Failure Tolerant Training with Persistent Memory Disaggregation over CXL


The auto-flushing-persistently from GPU to PMEM without serializing the GPU memory makes it the greatest in snapshotting or swapping. When I was rewriting QuEST in ASC 21-22, we found that Tsinghua University Zhangcheng and NUDT is doing swapping memory back and forth to make it possible to emulate more QuBits. This arch will be a best fit for that.

Their story is a recommendation system that the embedding table could not fit in a single card and disaggregate the GPU memory illustration of the embedding table to other CXL2.0 devices.

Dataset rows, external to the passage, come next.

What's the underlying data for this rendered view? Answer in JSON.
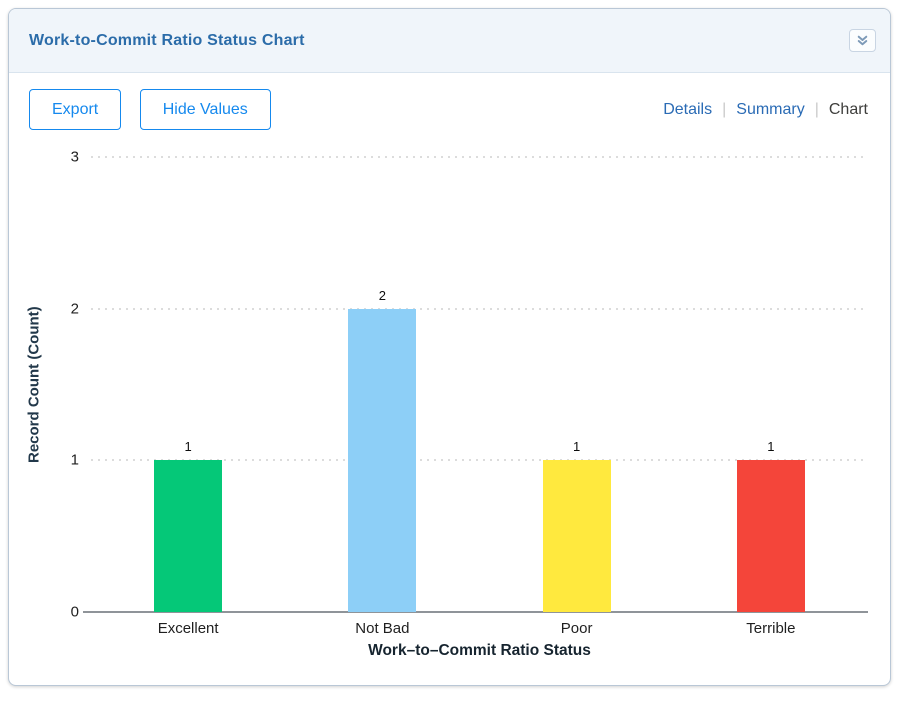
{
  "header": {
    "title": "Work-to-Commit Ratio Status Chart"
  },
  "toolbar": {
    "export_label": "Export",
    "hide_values_label": "Hide Values",
    "separator": "|",
    "views": [
      {
        "label": "Details",
        "active": false
      },
      {
        "label": "Summary",
        "active": false
      },
      {
        "label": "Chart",
        "active": true
      }
    ]
  },
  "chart_data": {
    "type": "bar",
    "title": "Work-to-Commit Ratio Status Chart",
    "categories": [
      "Excellent",
      "Not Bad",
      "Poor",
      "Terrible"
    ],
    "values": [
      1,
      2,
      1,
      1
    ],
    "bar_colors": [
      "#05c878",
      "#8dcff7",
      "#ffe93e",
      "#f4453a"
    ],
    "xlabel": "Work–to–Commit Ratio Status",
    "ylabel": "Record Count (Count)",
    "ylim": [
      0,
      3
    ],
    "yticks": [
      0,
      1,
      2,
      3
    ],
    "grid": "horizontal-dotted",
    "legend": "none"
  }
}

So still taking the memory as an outer device but not integrating the fault tolerance into the protocol level to make sure the single node fault tolerance. Still, it's a pure hardware stack implemented software check-pointing idea. Way brute forcing and nontransferable to other workloads. The flag and MLP unique features augmented is the basic idea of write log we were researching on the persistent memory file systems.

Their emulation platform is ... I'm shocked... The GPU emulation is Vortex. They don't actually need both the GPU and CPU to support the CXL controller interface. They just want to make cacheline shared in the CXl pool between Intel Optane and GPU. However, I think this kind of emulation is not accurate enough for CPU internal cacheline mechanism.